When we first arrived, we were told that the director was not there, and that we should return in 2 hours.

Two hours later we returned, waited a while, and finally talked with the director. First he said that the bodies were definitely not associated with the protests, that they were unclaimed dead people who were there waiting for some family member to come and identify them and either bury them or give permission that they be used for anatomy classes at the local medical school. He told some stories, and then we asked again. He said that they definitely were not anyone from the protests, and that he couldn’t let us enter. More stories, more requests, more stories, more requests. I said that if they were not any of the disappeared, we should be able to tell APPO, the teachers and others that this was definitely true, because word of the bodies was spreading quickly and many people believed that these dead ones were their disappeared family members. No he said, more stories. Then, finally, yes.
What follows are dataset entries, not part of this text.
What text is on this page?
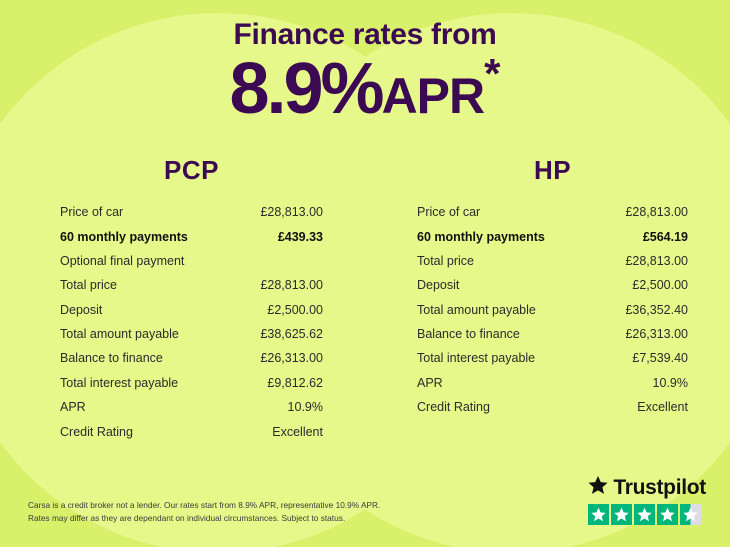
Finance rates from
8.9%APR*
PCP
Price of car	£28,813.00
60 monthly payments	£439.33
Optional final payment
Total price	£28,813.00
Deposit	£2,500.00
Total amount payable	£38,625.62
Balance to finance	£26,313.00
Total interest payable	£9,812.62
APR	10.9%
Credit Rating	Excellent
HP
Price of car	£28,813.00
60 monthly payments	£564.19
Total price	£28,813.00
Deposit	£2,500.00
Total amount payable	£36,352.40
Balance to finance	£26,313.00
Total interest payable	£7,539.40
APR	10.9%
Credit Rating	Excellent
Carsa is a credit broker not a lender. Our rates start from 8.9% APR, representative 10.9% APR.
Rates may differ as they are dependant on individual circumstances. Subject to status.
Trustpilot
But wait. We had to be accompanied by two of his assistants, one of whom was not there. We would have to wait until he arrived to enter the morgue. Four hours (yes, four hours waiting in the rain), as darkness fell, finally the all-important assistant arrived and we entered the morgue.

It looks like, for most of the 23 corpses that were there, he was telling the truth. Most had been there for months (embalmed, thank god), but a few were more recent deaths. With masks and gloves on we went through the slow process of moving each of the corpses from a pyramid-like-pile, photographing, looking for other identifiying marks, and asking about cause of death, estimated age, and when they arrived at the morgue.

We will now compare these photos with the videos and photos that people had managed to take earlier (one short video taken through a window with a camera held over the head of the videographer for a few minutes before he was chased away), to make sure that no bodies were removed from the morgue before we got there (maybe while we waited 4 hours??). And we will turn the photos over to the organizers of the popular movement, to see how they want to distrubute them, to see if any of the corpses are the disappeared.

So, that was my first day in Oaxaca. There are, of course, millions of other details that I can’t possibly related right now, but more than anything, I would like to leave you with thoughts of the beauty of this movement, the generosity of every person I have met so far, the vibrancy of the encampment, the astonishing commitment to this struggle, the extraordinary demonstrations of mutual aid, and the willingness of everyone to contribute what they can.

I can’t imagine what tomorrow will be like.